Caravaggio by Francine Prose
Author:Francine Prose [Francine Prose]
Language: eng
Format: epub
ISBN: 9780061739965
Publisher: HarperCollins
Published: 2005-12-07T05:00:00+00:00
By this time the double life that Caravaggio had been leading—as a member of Del Monte’s exquisitely refined milieu and as a street gangster drinking in the taverns and dueling in the back alleys of the Campo Marzio—must have begun to seem simple compared with the multiple sets of manners and mores he was now obliged to adopt as he moved among a wide range of social circles and conducted what amounted to a series of parallel, interrelated careers. Even as he was finishing his deeply felt religious masterpieces for the Contarelli and Cerasi Chapels, he was also working for hire, painting portraits of anyone who had enough celebrity to intrigue him or enough money to pay his fees.
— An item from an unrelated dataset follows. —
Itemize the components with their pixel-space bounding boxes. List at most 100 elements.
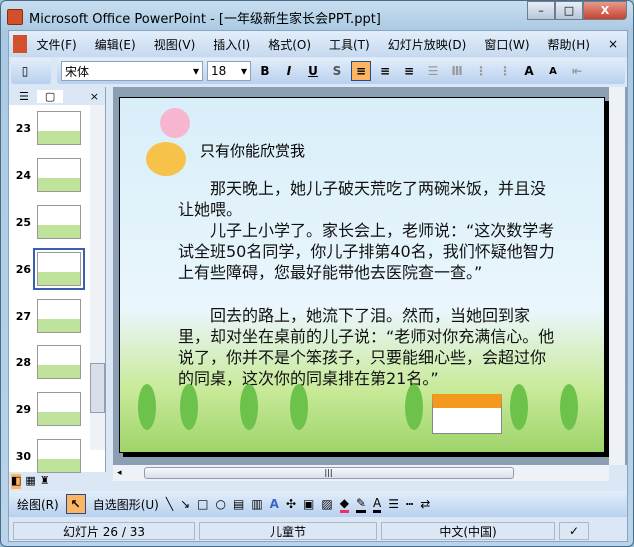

As if to make it perfectly clear that his depictions of Saint Paul’s and Saint Matthew’s conversions did not signify that he himself had suddenly felt called to walk the straight and narrow path of the righteous, Caravaggio painted two of his most provocative and disquietingly homoerotic works, full-length nudes of the same dark-haired, smooth-skinned prepubescent boy. Sprawled with his buttocks pressed against a fur pelt, Saint John the Baptist grins saucily at us as he flings his arms around the neck of a shaggy old ram. Except for the single jarring note—that only one of them is human—the pair precisely models the discrepancies (young vs. mature, smooth vs. hirsute) that, in Caravaggio’s era, were culturally required attributes of the acceptable homosexual couple. The fact that the boy’s pose is modeled so closely on one of Michelangelo’s nudes in the Sistine Chapel adds the extra frisson of an art joke, a tribute or an insult to a masterwork of the past that amplifies the painting’s already considerable outrageousness.
Victorious Cupid, a sly, impudent—and winged—boy stands with one leg folded back on a bench covered by a tangled bedsheet. His thighs are spread, his penis exposed. One of his hands is either behind, or on, his buttocks, calling attention to his perfect little rear. His look of delighted triumph seems partly inspired by the fact that the artifacts and symbols of knowledge, culture, and civilization—musical instruments, a pen and a book, military armor, scientific and mathematical implements, a crown and a globe—have effectively cast themselves at his pretty feet. It’s hard to talk about these paintings without sounding as if one is squinting at the past with the myopic eyes of the present, as if we wish to defile the innocence of an earlier era with the puritanical assumptions of a society that can no longer see a child’s beauty admired without diagnosing a case of pedophilia. But to paraphrase Dickens on the death of Little Nell, it would take a heart of stone not to feel that these works were intended to convey a sexual charge, that these boys’ expressions and poses were consciously meant to be teasing, enticing, and seductive.
The Cupid was commissioned by Del Monte’s friend Vincenzo Giustiniani, who hung it in the same room as his most prized old masters.